Elk are polygamous, like the majority of the deer tribe; and in the breeding season the two sexes learn each others’ whereabouts by means of a loud “call” or bellowing, which in some districts, at any rate, appears to be uttered by males and females alike. The call can easily be imitated with the aid of a horn or trumpet, and by this means many a fine old bull is lured to his destruction. Elk are adepts in concealing themselves in the thickets to which they resort during the daytime.

In winter, when they are compelled to subsist on bark and twigs, especially those of the birch, these giant deer experience very hard times; and in North America a bull and two or three cows often form what is called a “yard” in the forest, by constantly trampling down the snow over a certain area, and thus keeping themselves from being snowed up. The female gives birth to one or two calves at a time, which are even more ungainly-looking than their parents.

It should be added, that in America the term “elk” is misapplied to the wapiti, while in Ceylon it is bestowed on the sambar deer.

THE CAPERCAILLIE

(Tetrao urogallus)

FOR the greater part of the year capercaillie, the largest representative of the grouse family, passes its time concealed in the depths of the forests, where it manages to find sufficient food even in the most severe winters; and it is only for a short period in spring that it makes its appearance, during the breeding-season, in the open. Its home is in the great forests of continental Europe and northern Asia, more especially those in which fir and pines predominate; abundant under-wood, which affords a good supply of berries, open glades, patches of sand, and pure water are, however, essential to the well-being of this magnificent bird. The capercaillie, or auerhahn as it is called in Austria and Germany, ranged in former days from the British Islands to the north-eastern portion of Turkestan, the Altai Mountains, and Lake Baikal; but by the middle of the seventeenth century it had already become scarce in Britain, where it became extinct a century later. In recent years the bird has, however, been reintroduced into Perthshire, Forfarshire, and a few other Scottish counties. In the Urals, north-eastern Siberia, and Kamchatka the typical capercaillie is represented by nearly allied species, or races. In Scandinavia the auerhahn ranges as far north as latitude 70°, but gradually becomes smaller and scarcer as the pine-woods tend to disappear; and it is the vast pine-forests of central Germany, Austria-Hungary, and Poland that form the great centre of its habitat.
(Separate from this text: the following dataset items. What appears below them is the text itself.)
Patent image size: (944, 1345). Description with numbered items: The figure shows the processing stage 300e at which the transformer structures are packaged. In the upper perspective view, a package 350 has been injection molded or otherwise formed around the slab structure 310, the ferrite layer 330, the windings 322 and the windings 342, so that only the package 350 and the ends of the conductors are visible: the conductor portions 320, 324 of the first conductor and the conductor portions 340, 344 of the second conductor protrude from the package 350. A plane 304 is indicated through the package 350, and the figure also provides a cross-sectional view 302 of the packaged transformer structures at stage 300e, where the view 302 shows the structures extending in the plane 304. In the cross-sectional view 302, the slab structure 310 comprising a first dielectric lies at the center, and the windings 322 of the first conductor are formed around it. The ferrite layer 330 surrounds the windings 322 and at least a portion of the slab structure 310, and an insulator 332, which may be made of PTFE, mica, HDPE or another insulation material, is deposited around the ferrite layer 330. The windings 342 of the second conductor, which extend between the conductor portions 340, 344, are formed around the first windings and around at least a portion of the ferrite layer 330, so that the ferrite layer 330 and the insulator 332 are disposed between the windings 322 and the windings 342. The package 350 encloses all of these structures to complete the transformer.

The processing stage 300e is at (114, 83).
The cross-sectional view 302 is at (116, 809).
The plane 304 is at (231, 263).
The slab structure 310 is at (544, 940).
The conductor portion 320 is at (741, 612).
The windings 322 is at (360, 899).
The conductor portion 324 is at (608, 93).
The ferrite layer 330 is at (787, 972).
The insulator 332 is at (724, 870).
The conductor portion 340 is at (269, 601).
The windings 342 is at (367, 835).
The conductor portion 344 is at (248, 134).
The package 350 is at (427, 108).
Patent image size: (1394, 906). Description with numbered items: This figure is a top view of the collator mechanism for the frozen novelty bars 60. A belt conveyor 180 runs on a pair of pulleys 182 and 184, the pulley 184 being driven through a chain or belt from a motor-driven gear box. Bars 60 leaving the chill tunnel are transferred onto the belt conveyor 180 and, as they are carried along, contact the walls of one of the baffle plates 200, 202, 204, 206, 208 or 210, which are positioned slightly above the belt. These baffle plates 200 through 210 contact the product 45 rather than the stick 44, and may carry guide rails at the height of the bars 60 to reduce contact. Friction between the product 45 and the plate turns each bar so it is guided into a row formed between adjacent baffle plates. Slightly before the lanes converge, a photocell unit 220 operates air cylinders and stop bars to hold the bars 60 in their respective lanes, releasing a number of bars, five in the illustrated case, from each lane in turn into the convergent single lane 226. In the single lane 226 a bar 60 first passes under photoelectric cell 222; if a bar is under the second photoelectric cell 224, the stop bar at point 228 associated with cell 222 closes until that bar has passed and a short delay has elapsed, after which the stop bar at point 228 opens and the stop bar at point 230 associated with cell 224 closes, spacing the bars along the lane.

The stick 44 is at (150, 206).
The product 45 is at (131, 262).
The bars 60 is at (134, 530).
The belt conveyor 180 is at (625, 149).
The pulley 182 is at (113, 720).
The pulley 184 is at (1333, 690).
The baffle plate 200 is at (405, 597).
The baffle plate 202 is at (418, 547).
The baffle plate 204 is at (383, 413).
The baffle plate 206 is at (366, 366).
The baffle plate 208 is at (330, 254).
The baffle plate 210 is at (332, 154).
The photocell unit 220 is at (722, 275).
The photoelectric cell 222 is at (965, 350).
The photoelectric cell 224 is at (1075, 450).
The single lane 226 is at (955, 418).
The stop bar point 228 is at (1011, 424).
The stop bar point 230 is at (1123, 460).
Although its large size constitutes a sufficient means of recognising the cock capercaillie, which measures as much as thirty-five inches in length, from all other kinds of grouse, the species is distinguishable from its near relative, the blackcock, by the evenly rounded tail; while the blackish head and neck, with a patch of bare vermilion skin above each eye, the pale horn-colour of the beak, the green band across the breast, and the slaty brown back form other unmistakable characteristics. The female presents somewhat more resemblance to an overgrown greyhen (the female of the blackcock), but here again the rounded tail and superior size constitute decisive points of difference; while the general colour is more distinctly chestnut. Additional peculiarities of the hen capercaillie are to be found in the presence of a rufous patch at the base of the neck, and in the white tips to the black greater wing-coverts. In length the hen measures about 10 inches less than her partner; while her weight is only from 5 to 6 lb., against from 13 to 16 or 17 lb. in the cock.